Outside there were voices: she thought one of them was Christian’s. The wedding, an hour away. Less. The bloody wedding; its timetable ticked down, overriding everything. She watched Paul; she wanted out of it, the whole countdown. But he was talking almost to himself now. ‘I thought it would help you to be back. I thought … if we were going to have a future, it needed to be addressed. I thought this would be the way.’ She could hear pain in his voice as it rose. ‘I didn’t know.’
‘Morgan worked it out,’ said Alison. She held the pity she felt for him at a distance. A future. A future that wasn’t for her. ‘And she told her parents.’ He nodded mutely, watching her, his face set.
‘Was that what you had to tell me,’ she asked quietly. ‘Or was there something else?’
He raised his head slowly, and looked at her. ‘When I told you how my parents died,’ he said, ‘it wasn’t true.’ He looked down, examining his hands, clasped loose between his knees on the bed, then up again. ‘It wasn’t like that. While I was away at school they killed themselves. A pact. My mother had MS. My father had depression.’ His voice was flat. ‘He gave her an overdose of his tranquillisers, then he shot himself.’ He kept looking at her, unflinching now. ‘I suppose a shrink would say it’s why I ended up where I did. When this … this thing happened to you I thought … Christ. I don’t know what I thought. I thought … there was this connection. Together we could make things normal.’
She stayed silent: she thought of the boy in the photograph in Paul’s bedroom, standing on the clifftop with his arms folded, staring coolly at the camera. Alone. ‘You know what that’s like,’ he went on, remote. ‘There are no connections. You feel a freak, there’s no one out there who knows what you know.’ His gaze refocused. ‘Who’s seen what you’ve seen.’

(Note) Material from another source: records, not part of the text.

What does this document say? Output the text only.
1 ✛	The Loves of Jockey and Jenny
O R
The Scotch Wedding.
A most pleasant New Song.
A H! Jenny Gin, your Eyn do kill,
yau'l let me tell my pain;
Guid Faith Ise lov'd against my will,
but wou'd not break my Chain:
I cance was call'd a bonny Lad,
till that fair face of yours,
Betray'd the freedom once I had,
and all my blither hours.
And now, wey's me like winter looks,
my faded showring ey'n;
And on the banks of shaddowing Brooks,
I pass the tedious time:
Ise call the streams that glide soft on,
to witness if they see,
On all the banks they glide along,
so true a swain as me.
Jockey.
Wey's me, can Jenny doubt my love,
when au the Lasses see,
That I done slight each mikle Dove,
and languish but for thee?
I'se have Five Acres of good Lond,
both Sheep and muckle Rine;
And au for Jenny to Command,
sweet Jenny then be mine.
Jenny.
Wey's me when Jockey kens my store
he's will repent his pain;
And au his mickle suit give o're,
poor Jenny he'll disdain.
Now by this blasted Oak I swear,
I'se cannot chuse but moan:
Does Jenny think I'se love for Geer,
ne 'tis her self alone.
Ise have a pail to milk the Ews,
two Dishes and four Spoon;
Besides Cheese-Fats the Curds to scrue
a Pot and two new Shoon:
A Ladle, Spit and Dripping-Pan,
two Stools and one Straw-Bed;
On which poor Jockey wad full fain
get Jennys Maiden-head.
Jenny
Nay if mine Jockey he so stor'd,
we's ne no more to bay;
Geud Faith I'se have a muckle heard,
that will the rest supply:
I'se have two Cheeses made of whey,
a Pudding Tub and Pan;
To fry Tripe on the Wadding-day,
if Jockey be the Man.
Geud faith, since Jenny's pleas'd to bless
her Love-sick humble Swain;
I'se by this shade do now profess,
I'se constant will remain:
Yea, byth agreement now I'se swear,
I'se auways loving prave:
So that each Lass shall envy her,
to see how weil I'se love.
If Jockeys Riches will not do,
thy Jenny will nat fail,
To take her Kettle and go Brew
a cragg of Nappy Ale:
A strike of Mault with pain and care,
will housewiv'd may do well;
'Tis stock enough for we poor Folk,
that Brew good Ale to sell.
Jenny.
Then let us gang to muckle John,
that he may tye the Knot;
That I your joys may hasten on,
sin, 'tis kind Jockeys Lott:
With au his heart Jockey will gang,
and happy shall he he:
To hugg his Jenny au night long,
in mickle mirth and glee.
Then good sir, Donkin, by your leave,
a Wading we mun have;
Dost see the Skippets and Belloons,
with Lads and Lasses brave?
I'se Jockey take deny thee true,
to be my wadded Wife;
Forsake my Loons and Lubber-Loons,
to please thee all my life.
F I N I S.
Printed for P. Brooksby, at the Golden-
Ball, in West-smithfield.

And slowly, slowly, she nodded. ‘Yes,’ she said, her voice falling away, past her into emptiness. ‘What do you remember,’ she said, as though from a great distance, ‘
about that night?’
Paul let out a long, tired breath. ‘We didn’t even know, to start with. Not then. We were off early the next morning, a Sunday morning. Morgan heard it on the news, when we got back to London. Maybe even the day after.’ He was shaking his head, she saw something happening, a line appearing between his eyebrows. ‘You assume it’s all happened to someone else, you listen to the news report.’ Frowning.
‘What?’ she said, and she couldn’t stop herself, her hand was on him, shaking him. ‘What is it? What is it now? You remember something? Did you see anyone that evening? Were you out in the village, you and Morgan?’
‘We had been out,’ Paul said slowly, and he took her hand in his warm one, his fingers laced between hers. She thought of him holding her down, making her shout out. All that urgency was gone: he seemed quite blank with exhaustion.
Then he came back to life. ‘It could be nothing,’ he said, hesitating. ‘It was so long ago.’ He pulled, a little, she was closer to him. He put his free hand to her cheek and as she watched something came back to life in his face. ‘It’s funny,’ he said slowly, and his eyes settled on her. ‘It must be like this for you too. Isn’t it? You remember things. That didn’t make sense at the time.’ His gaze was inward, he nodded to himself.
‘Like what things?’
Paul drew away, put his hands through his hair.
‘I thought…’ she hesitated. ‘I thought it might be the Watts boys,’ she said and he stopped, looked at her.
‘Who?’ he said, blank.
‘The Watts brothers. At the boatyard. Their brother died.’ She stopped.
She couldn’t say it out loud. Mum killed him. My mother hit him with our car and killed him and drove off.
‘I don’t know who you mean,’ he said, not a flicker of recognition in his face. Beginning to shake his head. So whoever Paul suspected, it wasn’t them. Something like relief bubbled up under her ribs but she told herself to distrust it. Too soon.